The company said lower commodity for metal prices together with a stronger rand exchange rate might lead to a slowdown in new vehicle price hikes by local dealerships in 2023.
A total of 1 045 units were sold in November 2022, higher than the long-run average of 840 units.
Of these, medium and light commercial vehicles recorded the largest annual increases in units sold, while the extra-heavy commercial vehicle was the only category that recorded a decline in units sold.
“Passenger vehicle sales have surpassed sales levels of 2019 however, commercial vehicle sales have only reached 90.0% of 2019’s sales levels,” the report stated.
After having peaked with 2 150 units sold in March 2015, the report stated that vehicle sales have trended lower and now average 906 units per month year to dater from January to November.

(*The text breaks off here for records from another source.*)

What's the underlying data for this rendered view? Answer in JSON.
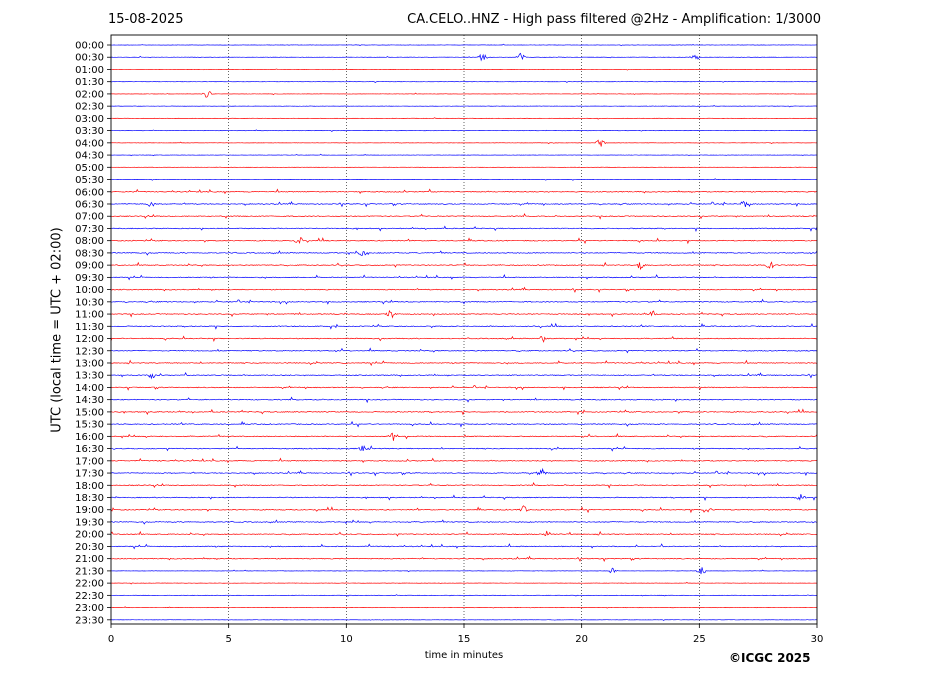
{
  "header": {
    "date": "15-08-2025",
    "station_title": "CA.CELO..HNZ - High pass filtered @2Hz - Amplification: 1/3000"
  },
  "footer": {
    "copyright": "©ICGC 2025"
  },
  "chart_data": {
    "type": "line",
    "title": "CA.CELO..HNZ - High pass filtered @2Hz - Amplification: 1/3000",
    "subtitle": "15-08-2025",
    "xlabel": "time in minutes",
    "ylabel": "UTC (local time = UTC + 02:00)",
    "xlim": [
      0,
      30
    ],
    "x_ticks": [
      "0",
      "5",
      "10",
      "15",
      "20",
      "25",
      "30"
    ],
    "grid": "vertical dotted lines at 5-minute intervals",
    "trace_colors": [
      "#0000ff",
      "#ff0000"
    ],
    "rows": [
      "00:00",
      "00:30",
      "01:00",
      "01:30",
      "02:00",
      "02:30",
      "03:00",
      "03:30",
      "04:00",
      "04:30",
      "05:00",
      "05:30",
      "06:00",
      "06:30",
      "07:00",
      "07:30",
      "08:00",
      "08:30",
      "09:00",
      "09:30",
      "10:00",
      "10:30",
      "11:00",
      "11:30",
      "12:00",
      "12:30",
      "13:00",
      "13:30",
      "14:00",
      "14:30",
      "15:00",
      "15:30",
      "16:00",
      "16:30",
      "17:00",
      "17:30",
      "18:00",
      "18:30",
      "19:00",
      "19:30",
      "20:00",
      "20:30",
      "21:00",
      "21:30",
      "22:00",
      "22:30",
      "23:00",
      "23:30"
    ],
    "row_colors": [
      "blue",
      "blue",
      "red",
      "blue",
      "red",
      "blue",
      "red",
      "blue",
      "red",
      "blue",
      "red",
      "blue",
      "red",
      "blue",
      "red",
      "blue",
      "red",
      "blue",
      "red",
      "blue",
      "red",
      "blue",
      "red",
      "blue",
      "red",
      "blue",
      "red",
      "blue",
      "red",
      "blue",
      "red",
      "blue",
      "red",
      "blue",
      "red",
      "blue",
      "red",
      "blue",
      "red",
      "blue",
      "red",
      "blue",
      "red",
      "blue",
      "red",
      "blue",
      "red",
      "blue"
    ],
    "notable_events_minutes": [
      {
        "row": "00:30",
        "minutes": [
          15.8,
          17.4,
          24.8
        ]
      },
      {
        "row": "02:00",
        "minutes": [
          4.1
        ]
      },
      {
        "row": "04:00",
        "minutes": [
          20.8
        ]
      },
      {
        "row": "06:30",
        "minutes": [
          1.7,
          26.9
        ]
      },
      {
        "row": "08:00",
        "minutes": [
          8.0
        ]
      },
      {
        "row": "08:30",
        "minutes": [
          10.7
        ]
      },
      {
        "row": "09:00",
        "minutes": [
          22.5,
          28.0
        ]
      },
      {
        "row": "11:00",
        "minutes": [
          11.9,
          23.0
        ]
      },
      {
        "row": "12:00",
        "minutes": [
          18.4
        ]
      },
      {
        "row": "13:30",
        "minutes": [
          1.7
        ]
      },
      {
        "row": "16:00",
        "minutes": [
          12.0
        ]
      },
      {
        "row": "16:30",
        "minutes": [
          10.7
        ]
      },
      {
        "row": "17:30",
        "minutes": [
          18.3
        ]
      },
      {
        "row": "18:30",
        "minutes": [
          29.3
        ]
      },
      {
        "row": "19:00",
        "minutes": [
          17.5,
          25.3
        ]
      },
      {
        "row": "20:00",
        "minutes": [
          18.5
        ]
      },
      {
        "row": "21:30",
        "minutes": [
          21.3,
          25.1
        ]
      }
    ]
  }
}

With the government commencing its fiscal consolidation plans in 2015, Simonis Storm said this could explain a portion of the major decline in vehicle sales since then.
Meanwhile, global car production totaled 57 billion units in 2021, compared to 73 billion in 2017.
“While we do not have monthly data for 2022, various news articles and reports from listed car manufacturers indicate that car production across most key manufacturers have declined in recent months.”
Simonis Storm concluded that lower global car production would further constrain Namibia’s imports of motor vehicles which still remain below pre-pandemic levels.